Christianity arrived in Japan with the Jesuit Francis Xavier in 1549 and grew rapidly, reaching an estimated 300,000 converts by the 1580s. Toyotomi Hideyoshi, Japan's military ruler, viewed Christianity as a destabilizing foreign influence and issued an expulsion edict against missionaries in 1587, though enforcement was sporadic.
In 1596, after a Spanish ship captain boasted that missionaries were advance agents of colonial conquest, Hideyoshi ordered arrests. Twenty-six Christians were seized: six Franciscan friars (four Spanish, one Mexican, one Indian), three Japanese Jesuits, and seventeen Japanese laymen of various ages, including three boys (Luis Ibaraki, age 12; Antonio de Nagasaki, age 13; and Tomás Kozaki, age 14). After interrogation in Kyoto, they were marched approximately 600 miles to Nagasaki, their ears cut as a mark of shame.
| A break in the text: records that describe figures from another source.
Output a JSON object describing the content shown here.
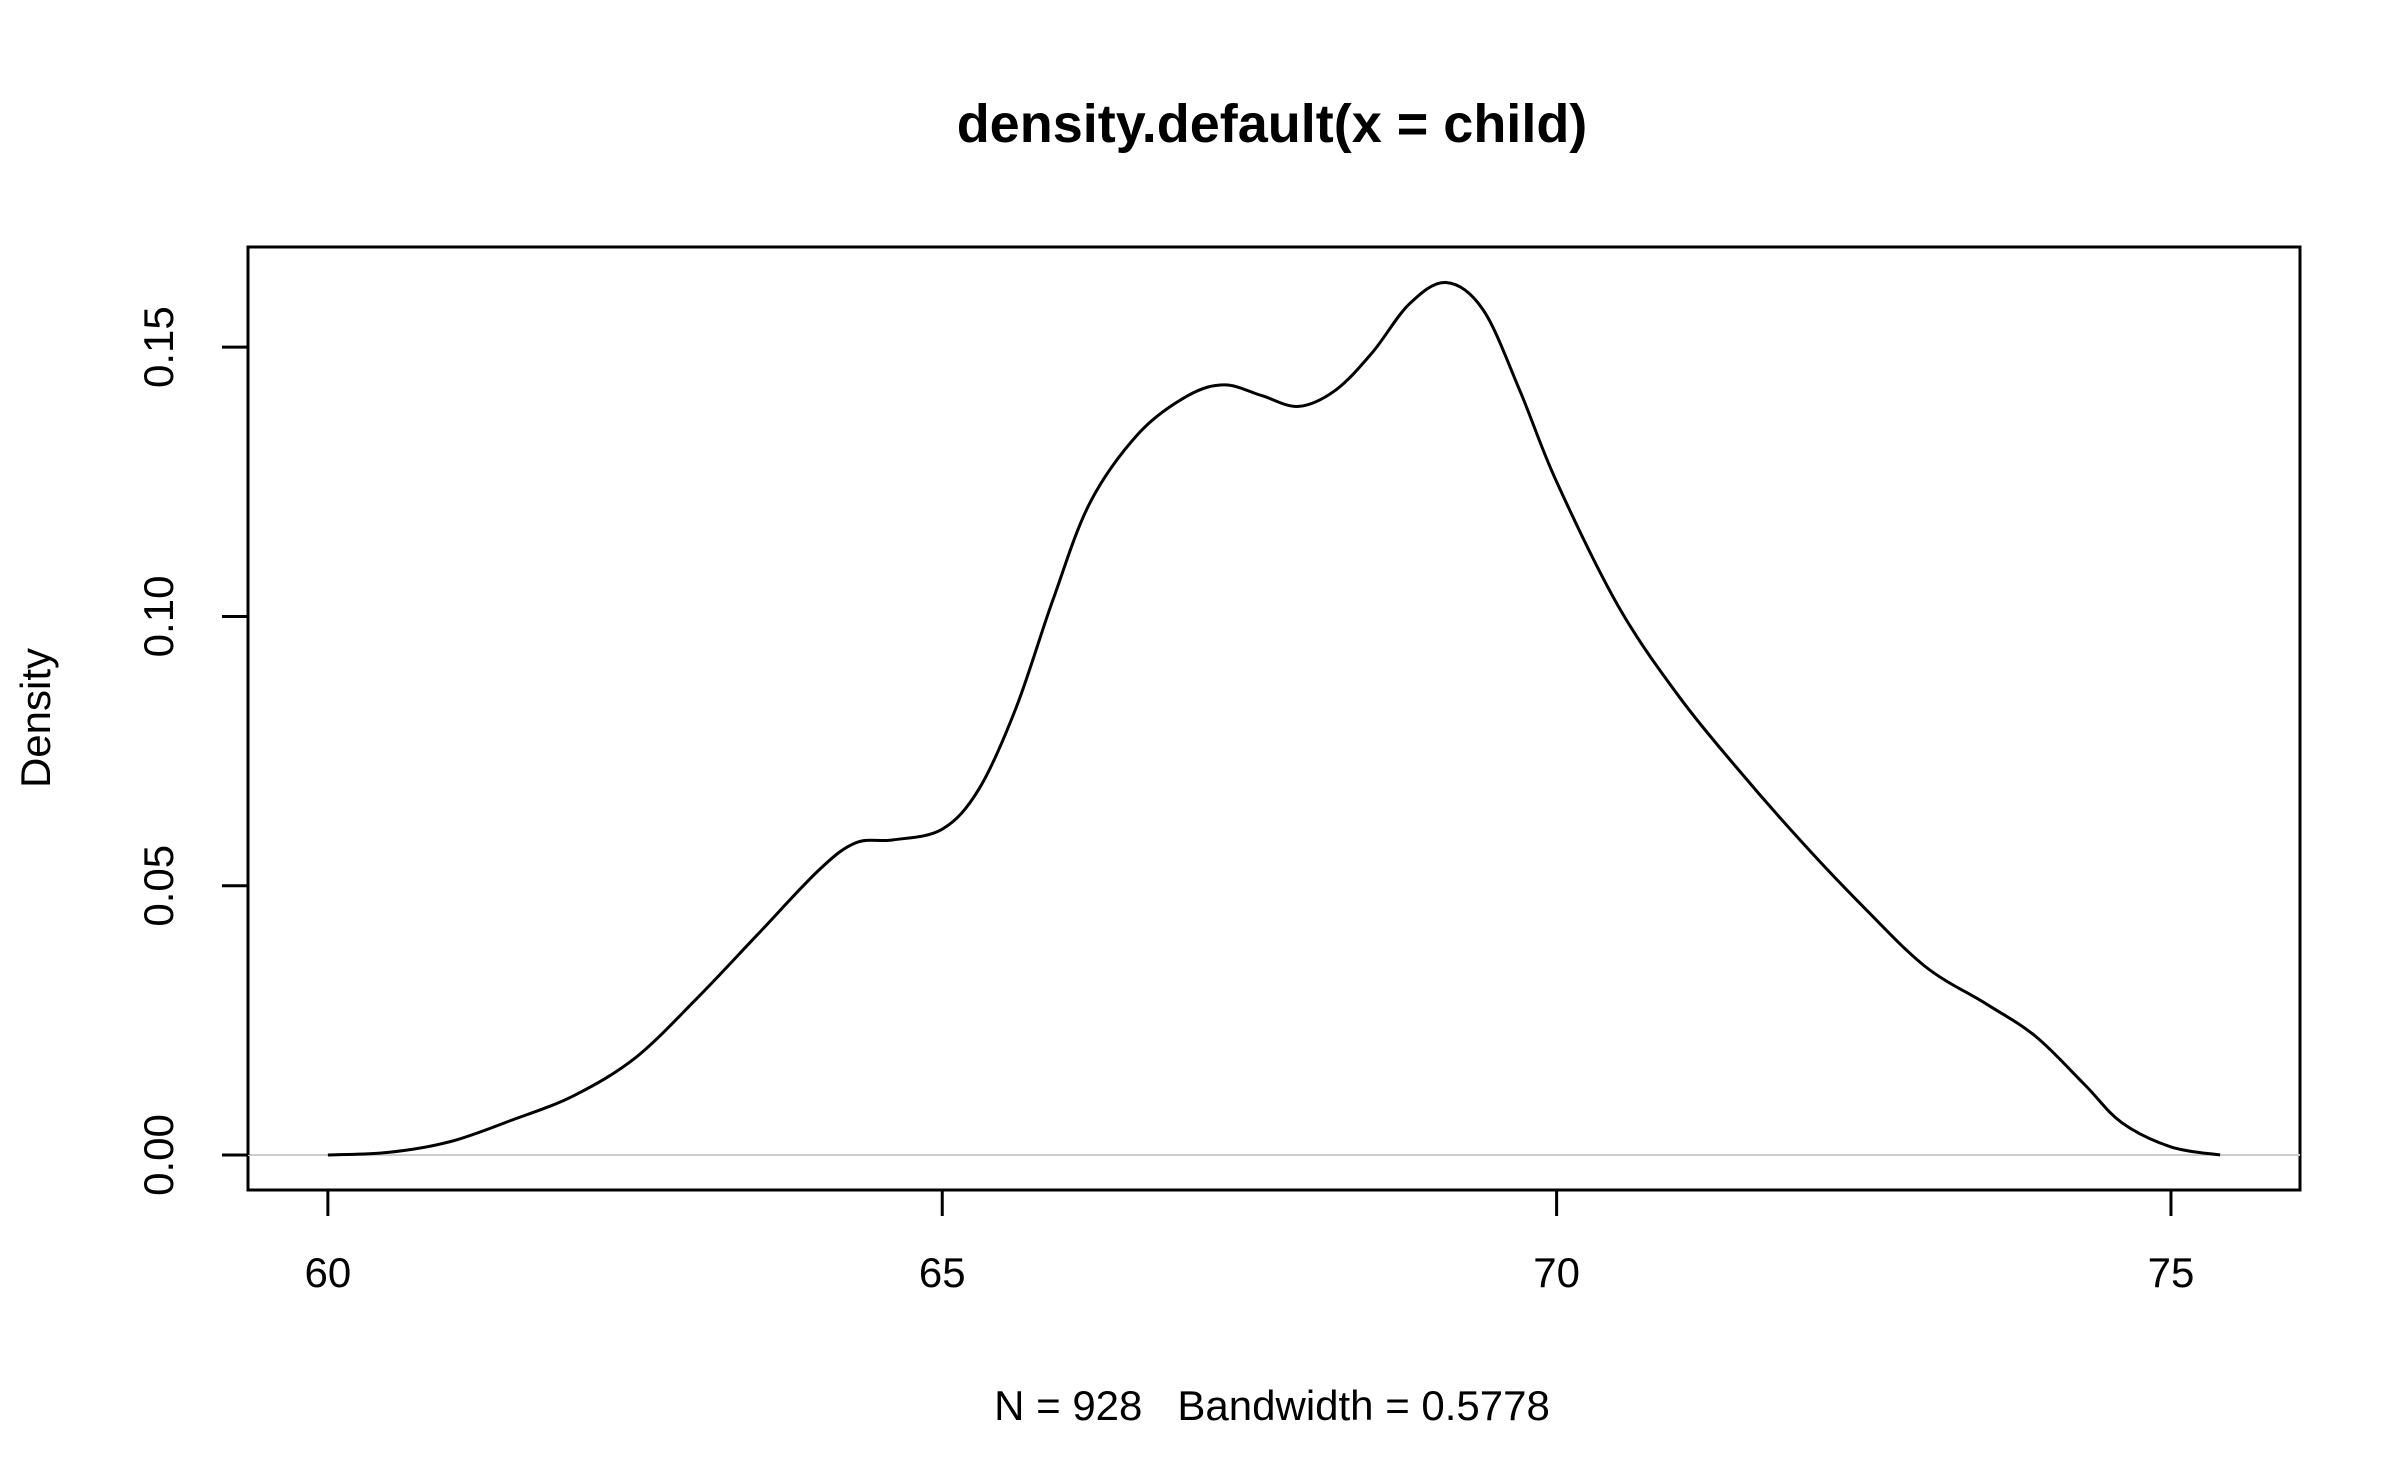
{
  "chart_data": {
    "type": "line",
    "title": "density.default(x = child)",
    "xlabel": "N = 928   Bandwidth = 0.5778",
    "ylabel": "Density",
    "xlim": [
      59.35,
      76.05
    ],
    "ylim": [
      -0.0065,
      0.1686
    ],
    "x_ticks": [
      60,
      65,
      70,
      75
    ],
    "x_tick_labels": [
      "60",
      "65",
      "70",
      "75"
    ],
    "y_ticks": [
      0.0,
      0.05,
      0.1,
      0.15
    ],
    "y_tick_labels": [
      "0.00",
      "0.05",
      "0.10",
      "0.15"
    ],
    "baseline": 0,
    "baseline_color": "#cccccc",
    "line_color": "#000000",
    "grid": false,
    "legend": "none",
    "series": [
      {
        "x": [
          60.0,
          60.5,
          61.0,
          61.5,
          62.0,
          62.5,
          63.0,
          63.5,
          64.0,
          64.3,
          64.6,
          65.0,
          65.3,
          65.6,
          65.9,
          66.2,
          66.6,
          67.0,
          67.3,
          67.6,
          67.9,
          68.2,
          68.5,
          68.8,
          69.1,
          69.4,
          69.7,
          70.0,
          70.5,
          71.0,
          71.5,
          72.0,
          72.5,
          73.0,
          73.5,
          73.9,
          74.3,
          74.6,
          75.0,
          75.4
        ],
        "values": [
          0.0,
          0.0005,
          0.0025,
          0.0065,
          0.011,
          0.018,
          0.029,
          0.041,
          0.053,
          0.058,
          0.0585,
          0.0605,
          0.068,
          0.083,
          0.103,
          0.121,
          0.134,
          0.141,
          0.143,
          0.141,
          0.139,
          0.142,
          0.149,
          0.158,
          0.162,
          0.157,
          0.142,
          0.125,
          0.102,
          0.085,
          0.071,
          0.058,
          0.046,
          0.035,
          0.028,
          0.022,
          0.013,
          0.006,
          0.0015,
          0.0
        ]
      }
    ]
  }
}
On February 5, 1597, they were crucified on crosses planted on a hill overlooking Nagasaki harbor, with lances delivering the final blows. Contemporary Jesuit witnesses, including Luis Frois, recorded that the martyrs sang hymns, proclaimed their faith, and went to death with constancy. The execution inaugurated waves of increasingly severe persecution (1614, 1622, 1632) that drove Christianity underground for over two centuries. The Twenty-Six were canonized in 1862.
The martyrs are remembered as exemplars of faithfulness unto death. Their mixed composition — foreign missionaries and Japanese converts, adults and children — represents the cross-cultural nature of Japanese Christianity. The Kakure Kirishitan (hidden Christian) communities preserved their memory through centuries of persecution.